Juru Bicara Pemerintah untuk Penanganan Covid-19, Achmad Yurianto, mengatakan jumlah kasus kematian menjadi 582 orang. Artinya bertambah 47 orang dibanding data pada Sabtu yang berada di angka 535. Adapun jumlah pasien yang sembuh mencapai 686 orang, meningkat 55 orang dibandingkan dengan sehari sebelumnya
Dari data tersebut, angka kematian di Indonesia akibat Covid-19 menjadi yang tertinggi se-ASEAN. Berdasarkan data Worldometer yang dikutip CNBC Indonesia, per Minggu (19/4/20).
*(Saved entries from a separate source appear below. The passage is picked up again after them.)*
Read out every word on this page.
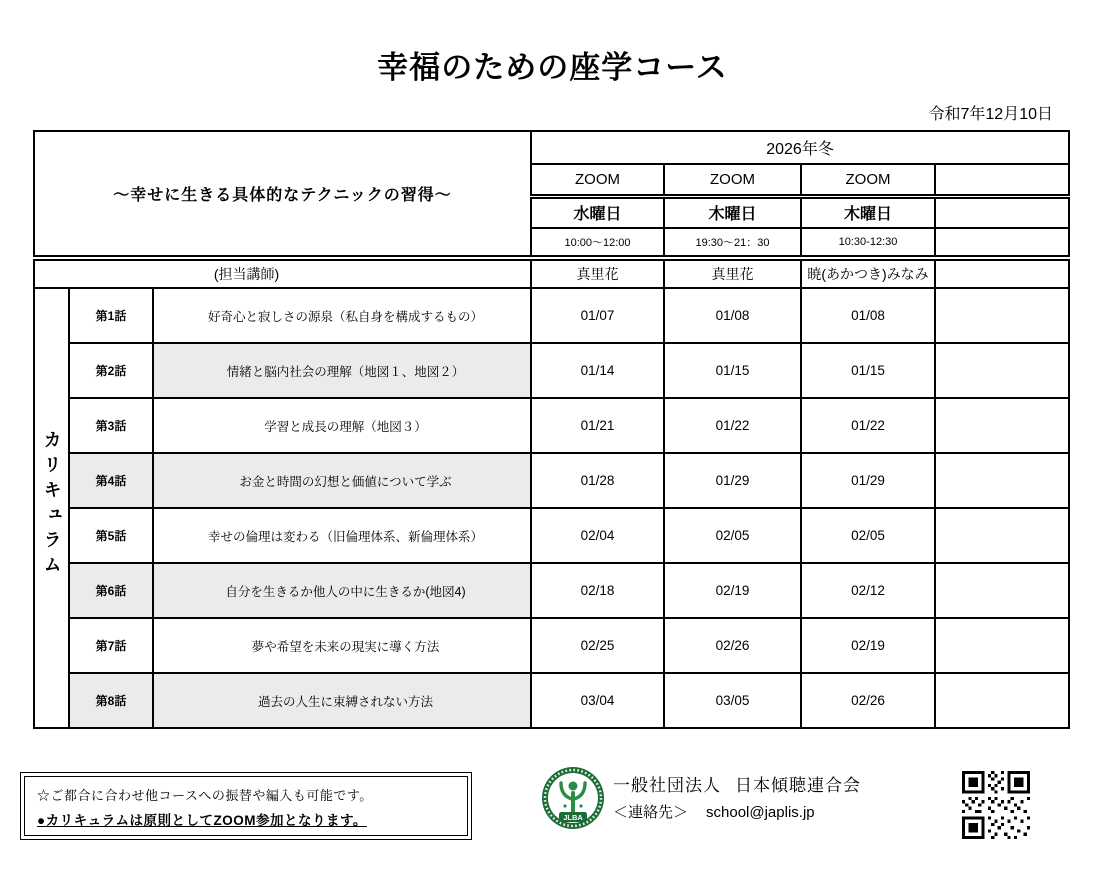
幸福のための座学コース
令和7年12月10日
～幸せに生きる具体的なテクニックの習得～			2026年冬			
			ZOOM	ZOOM	ZOOM	
			水曜日	木曜日	木曜日	
			10:00～12:00	19:30～21：30	10:30-12:30	
(担当講師)			真里花	真里花	暁(あかつき)みなみ	
カリキュラム	第1話	好奇心と寂しさの源泉（私自身を構成するもの）	01/07	01/08	01/08	
	第2話	情緒と脳内社会の理解（地図１、地図２）	01/14	01/15	01/15	
	第3話	学習と成長の理解（地図３）	01/21	01/22	01/22	
	第4話	お金と時間の幻想と価値について学ぶ	01/28	01/29	01/29	
	第5話	幸せの倫理は変わる（旧倫理体系、新倫理体系）	02/04	02/05	02/05	
	第6話	自分を生きるか他人の中に生きるか(地図4)	02/18	02/19	02/12	
	第7話	夢や希望を未来の現実に導く方法	02/25	02/26	02/19	
	第8話	過去の人生に束縛されない方法	03/04	03/05	02/26	
☆ご都合に合わせ他コースへの振替や編入も可能です。
●カリキュラムは原則としてZOOM参加となります。	JLBA
一般社団法人 日本傾聴連合会
＜連絡先＞ school@japlis.jp
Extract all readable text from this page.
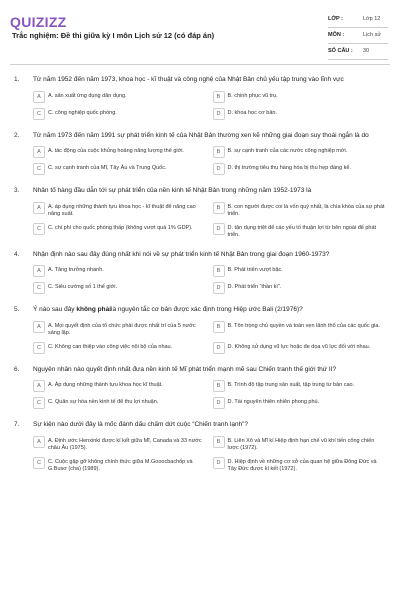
QUIZIZZ
Trắc nghiệm: Đề thi giữa kỳ I môn Lịch sử 12 (có đáp án)
LỚP :	Lớp 12
MÔN :	Lịch sử
SỐ CÂU : 30
1. Từ năm 1952 đến năm 1973, khoa học - kĩ thuật và công nghệ của Nhật Bản chủ yếu tập trung vào lĩnh vực
A	A. sản xuất ứng dụng dân dụng.	B	B. chinh phục vũ trụ.
C	C. công nghiệp quốc phòng.	D	D. khoa học cơ bản.
2. Từ năm 1973 đến năm 1991 sự phát triển kinh tế của Nhật Bản thường xen kẽ những giai đoạn suy thoái ngắn là do
A	A. tác động của cuộc khủng hoảng năng lượng thế giới.	B	B. sự cạnh tranh của các nước công nghiệp mới.
C	C. sự cạnh tranh của Mĩ, Tây Âu và Trung Quốc.	D	D. thị trường tiêu thụ hàng hóa bị thu hẹp đáng kể.
3. Nhân tố hàng đầu dẫn tới sự phát triển của nền kinh tế Nhật Bản trong những năm 1952-1973 là
A	A. áp dụng những thành tựu khoa học - kĩ thuật để nâng cao năng suất.
B	B. con người được coi là vốn quý nhất, là chìa khóa của sự phát triển.
C	C. chi phí cho quốc phòng thấp (không vượt quá 1% GDP).	D	D. tận dụng triệt để các yếu tố thuận lợi từ bên ngoài để phát triển.
4. Nhận định nào sau đây đúng nhất khi nói về sự phát triển kinh tế Nhật Bản trong giai đoạn 1960-1973?
A	A. Tăng trưởng nhanh.	B	B. Phát triển vượt bậc.
C	C. Siêu cường số 1 thế giới.	D	D. Phát triển “thần kì”.
5. Ý nào sau đây không phảilà nguyên tắc cơ bản được xác định trong Hiệp ước Bali (2/1976)?
A	A. Mọi quyết định của tổ chức phải được nhất trí của 5 nước sáng lập.
B	B. Tôn trọng chủ quyền và toàn vẹn lãnh thổ của các quốc gia.
C	C. Không can thiệp vào công việc nội bộ của nhau.	D	D. Không sử dụng vũ lực hoặc đe dọa vũ lực đối với nhau.
6. Nguyên nhân nào quyết định nhất đưa nền kinh tế Mĩ phát triển mạnh mẽ sau Chiến tranh thế giới thứ II?
A	A. Áp dụng những thành tựu khoa học kĩ thuật.	B	B. Trình độ tập trung sản xuất, tập trung tư bản cao.
C	C. Quân sự hóa nền kinh tế để thu lợi nhuận.	D	D. Tài nguyên thiên nhiên phong phú.
7. Sự kiện nào dưới đây là mốc đánh dấu chấm dứt cuộc “Chiến tranh lạnh”?
A	A. Định ước Henxinki được kí kết giữa Mĩ, Canada và 33 nước châu Âu (1975).
B	B. Liên Xô và Mĩ kí Hiệp định hạn chế vũ khí tiến công chiến lược (1972).
C	C. Cuộc gặp gỡ không chính thức giữa M.Gooocbachốp và G.Busơ (cha) (1989).
D	D. Hiệp định về những cơ sở của quan hệ giữa Đông Đức và Tây Đức được kí kết (1972).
Pemerintah pun terus berupaya untuk menahan sebaran virus asal Wuhan, China ini, termasuk memaksimalkan peran dari perusahaan BUMN farmasi. Saat ini BUMN farmasi di bawah kendali holding PT Bio Farma (Persero) dengan anak usaha PT Indofarma Tbk (INAF) dan PT Kimia Farma Tbk (KAEF) dan anak usaha KAEF yakni PT Phapros Tbk (PEHA).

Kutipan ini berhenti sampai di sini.